When a product manager at Google told his bosses this year that he was quitting to take a job at Facebook, they offered him a large raise. When he said it was not about the money, they told him he could have a promotion, work in a different area or even start his own company inside Google.
He turned down all the inducements and joined Google’s newest rival. “Google’s got to be a lot bigger and slower-moving of a company,” said the former manager, who would speak only on the condition of anonymity to protect business relationships. “At Facebook, I could see how quickly I could get things done compared to Google.”
Google, which only 12 years ago was a scrappy start-up in a garage, now finds itself viewed in Silicon Valley as the big, lumbering incumbent. Inside the company some of its best engineers are chafing under the growing bureaucracy and are leaving to start or work at smaller, nimbler companies.
Recent departures include low-level engineers, product managers and prominent managers like Lars Rasmussen, who helped create Google Maps and Wave before he left for Facebook, and Omar Hamoui, the founder of AdMob who was vice president for mobile ads at Google and is now looking for his next project. At least 142 of Facebook’s employees came from Google.
Corporate sclerosis is a problem for all companies as they grow. But a hardening of the bureaucracy and a slower pace of work is even more perceptible, where companies grow at Internet speed and pride themselves on constant innovation — and where the most talented people are often those with the most entrepreneurial drive.

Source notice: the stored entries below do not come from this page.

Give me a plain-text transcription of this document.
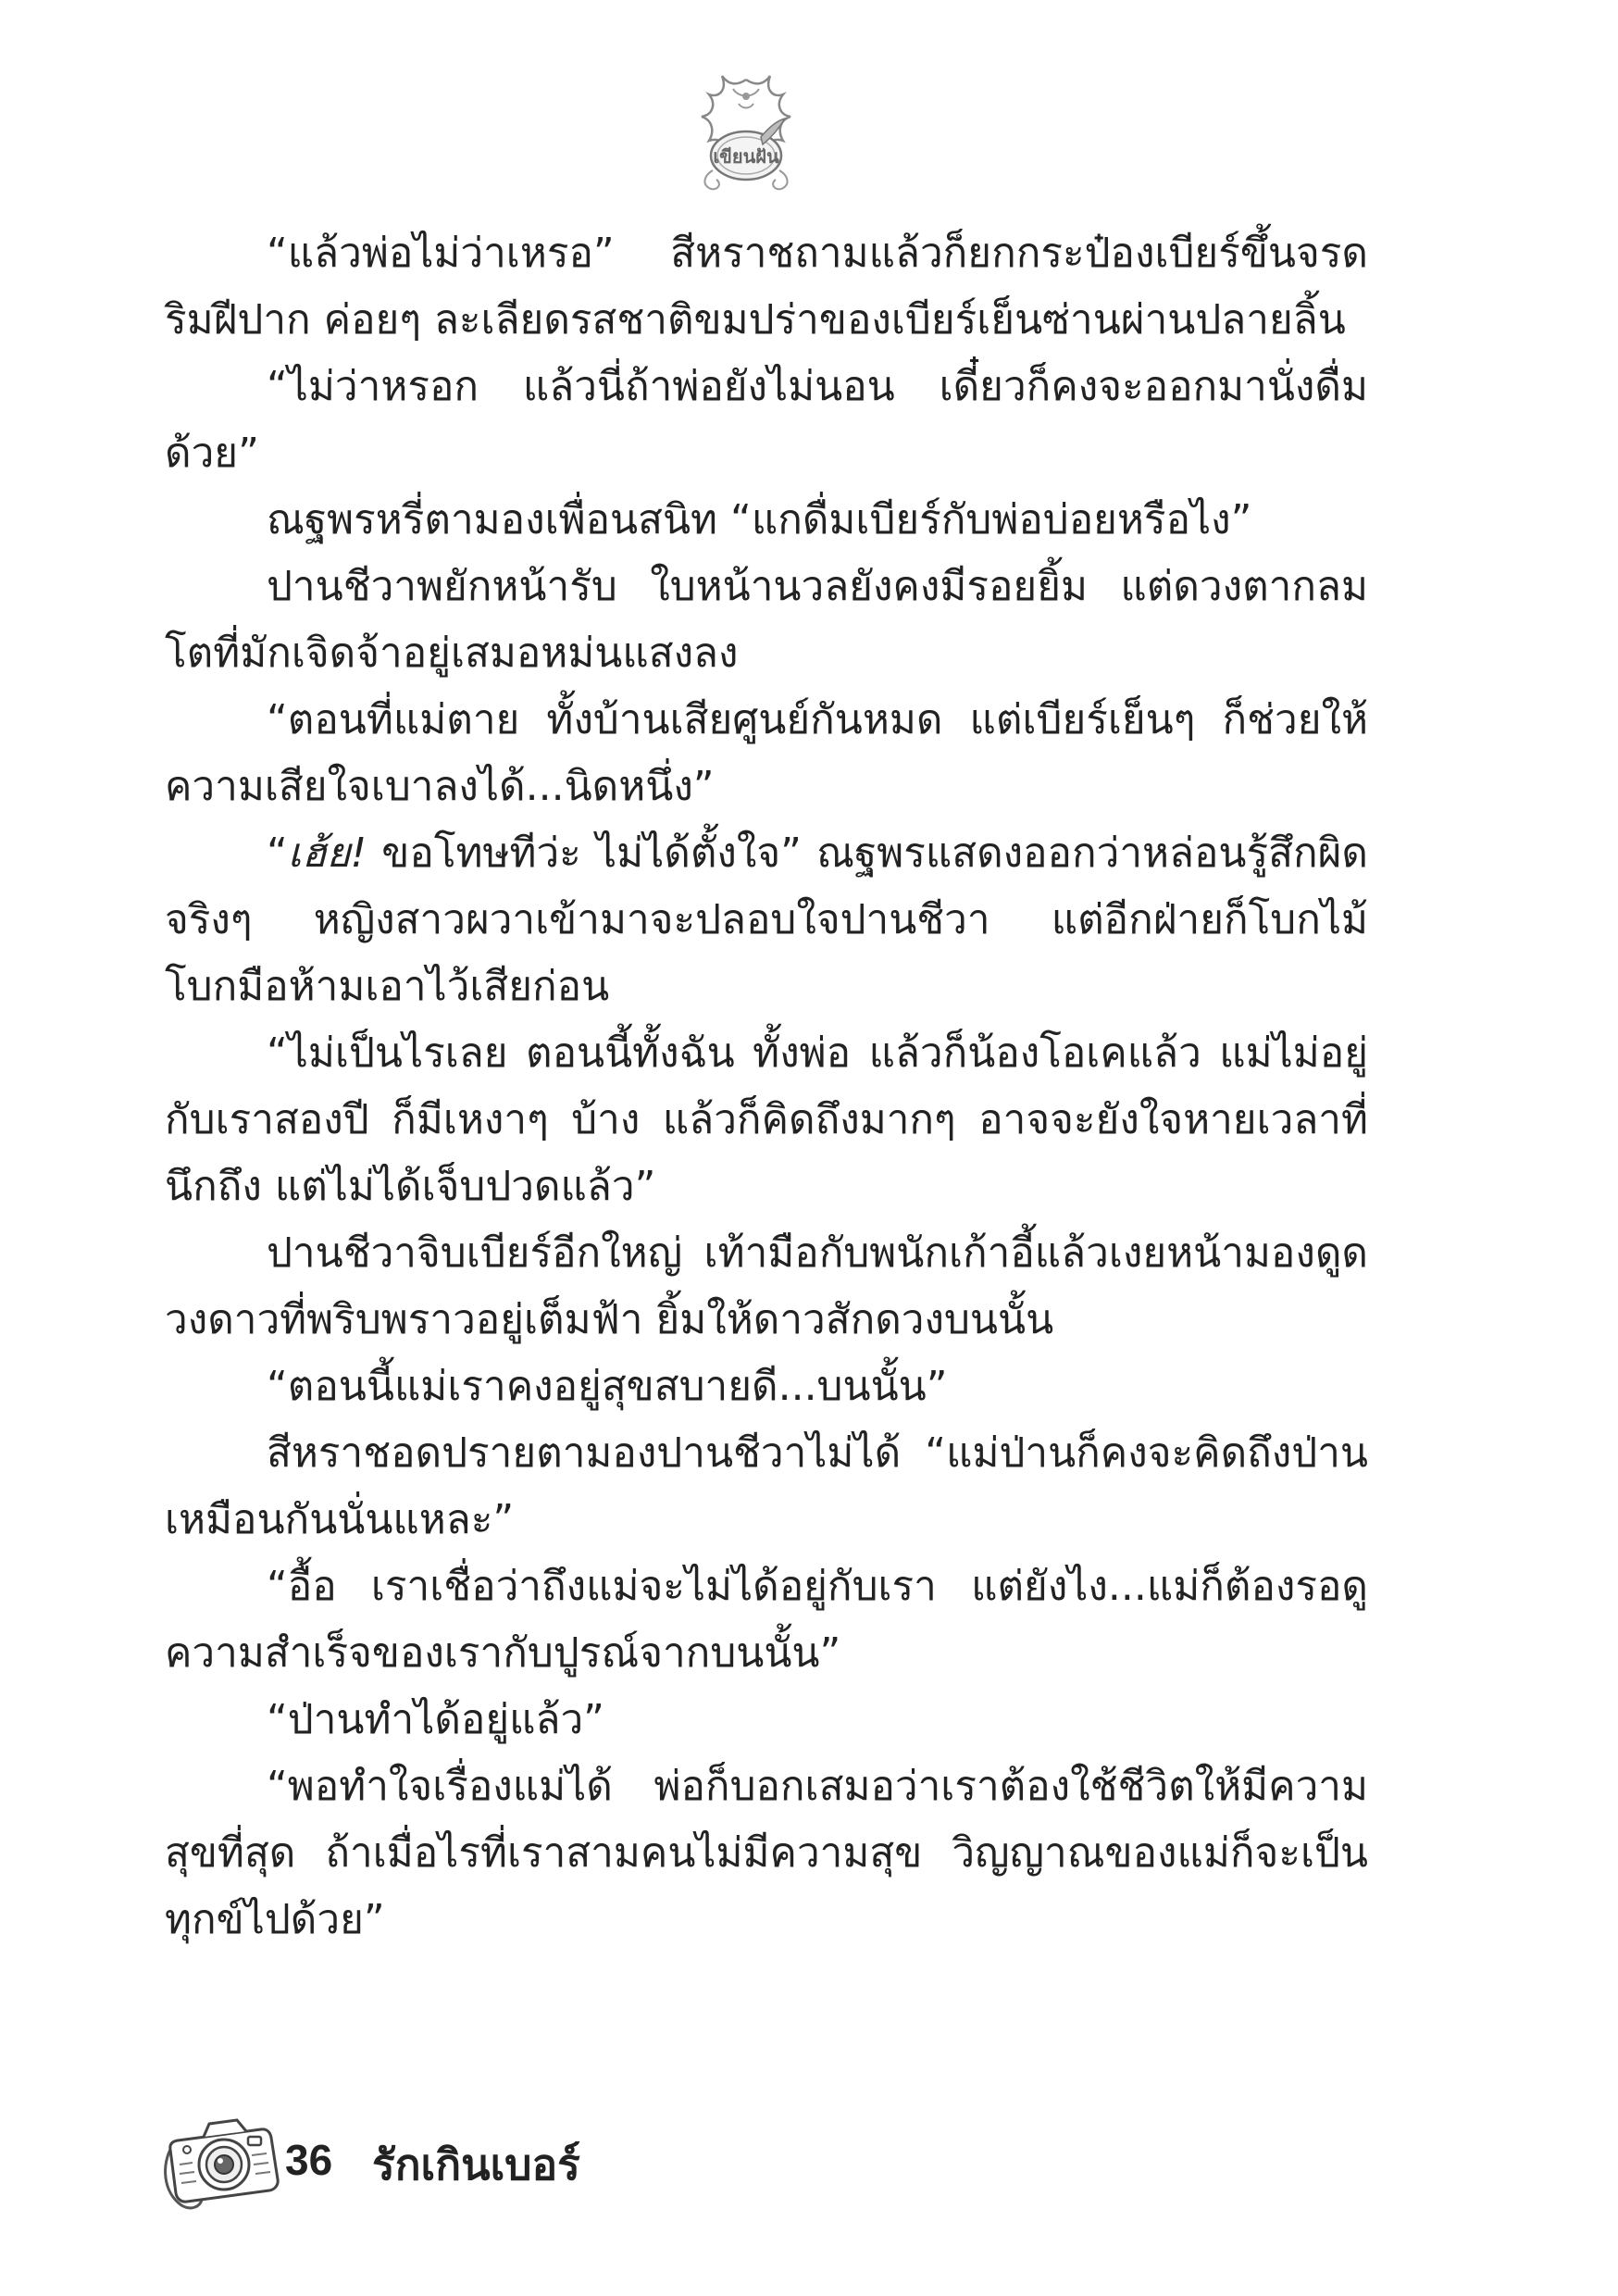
เขียนฝัน

“แล้วพ่อไม่ว่าเหรอ” สีหราชถามแล้วก็ยกกระป๋องเบียร์ขึ้นจรดริมฝีปาก ค่อยๆ ละเลียดรสชาติขมปร่าของเบียร์เย็นซ่านผ่านปลายลิ้น

“ไม่ว่าหรอก แล้วนี่ถ้าพ่อยังไม่นอน เดี๋ยวก็คงจะออกมานั่งดื่มด้วย”

ณฐพรหรี่ตามองเพื่อนสนิท “แกดื่มเบียร์กับพ่อบ่อยหรือไง”

ปานชีวาพยักหน้ารับ ใบหน้านวลยังคงมีรอยยิ้ม แต่ดวงตากลมโตที่มักเจิดจ้าอยู่เสมอหม่นแสงลง

“ตอนที่แม่ตาย ทั้งบ้านเสียศูนย์กันหมด แต่เบียร์เย็นๆ ก็ช่วยให้ความเสียใจเบาลงได้...นิดหนึ่ง”

“เฮ้ย! ขอโทษทีว่ะ ไม่ได้ตั้งใจ” ณฐพรแสดงออกว่าหล่อนรู้สึกผิดจริงๆ หญิงสาวผวาเข้ามาจะปลอบใจปานชีวา แต่อีกฝ่ายก็โบกไม้โบกมือห้ามเอาไว้เสียก่อน

“ไม่เป็นไรเลย ตอนนี้ทั้งฉัน ทั้งพ่อ แล้วก็น้องโอเคแล้ว แม่ไม่อยู่กับเราสองปี ก็มีเหงาๆ บ้าง แล้วก็คิดถึงมากๆ อาจจะยังใจหายเวลาที่นึกถึง แต่ไม่ได้เจ็บปวดแล้ว”

ปานชีวาจิบเบียร์อีกใหญ่ เท้ามือกับพนักเก้าอี้แล้วเงยหน้ามองดูดวงดาวที่พริบพราวอยู่เต็มฟ้า ยิ้มให้ดาวสักดวงบนนั้น

“ตอนนี้แม่เราคงอยู่สุขสบายดี...บนนั้น”

สีหราชอดปรายตามองปานชีวาไม่ได้ “แม่ป่านก็คงจะคิดถึงป่านเหมือนกันนั่นแหละ”

“อื้อ เราเชื่อว่าถึงแม่จะไม่ได้อยู่กับเรา แต่ยังไง...แม่ก็ต้องรอดูความสำเร็จของเรากับปูรณ์จากบนนั้น”

“ป่านทำได้อยู่แล้ว”

“พอทำใจเรื่องแม่ได้ พ่อก็บอกเสมอว่าเราต้องใช้ชีวิตให้มีความสุขที่สุด ถ้าเมื่อไรที่เราสามคนไม่มีความสุข วิญญาณของแม่ก็จะเป็นทุกข์ไปด้วย”

36 รักเกินเบอร์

Much of Silicon Valley’s innovation comes about as engineers leave companies to start their own. For Google, which in five years has grown to 23,000 employees from 5,000 and to $23.7 billion in revenue from $3.2 billion, the risk is that it will miss the best people and the next great idea. “It’s a short step from scale to sclerosis,” said Daniel H Pink, an author and analyst on the workplace. “It becomes a more acute problem in Silicon Valley, where in a couple years, you could have some competitor in a garage ready to put you out entirely.”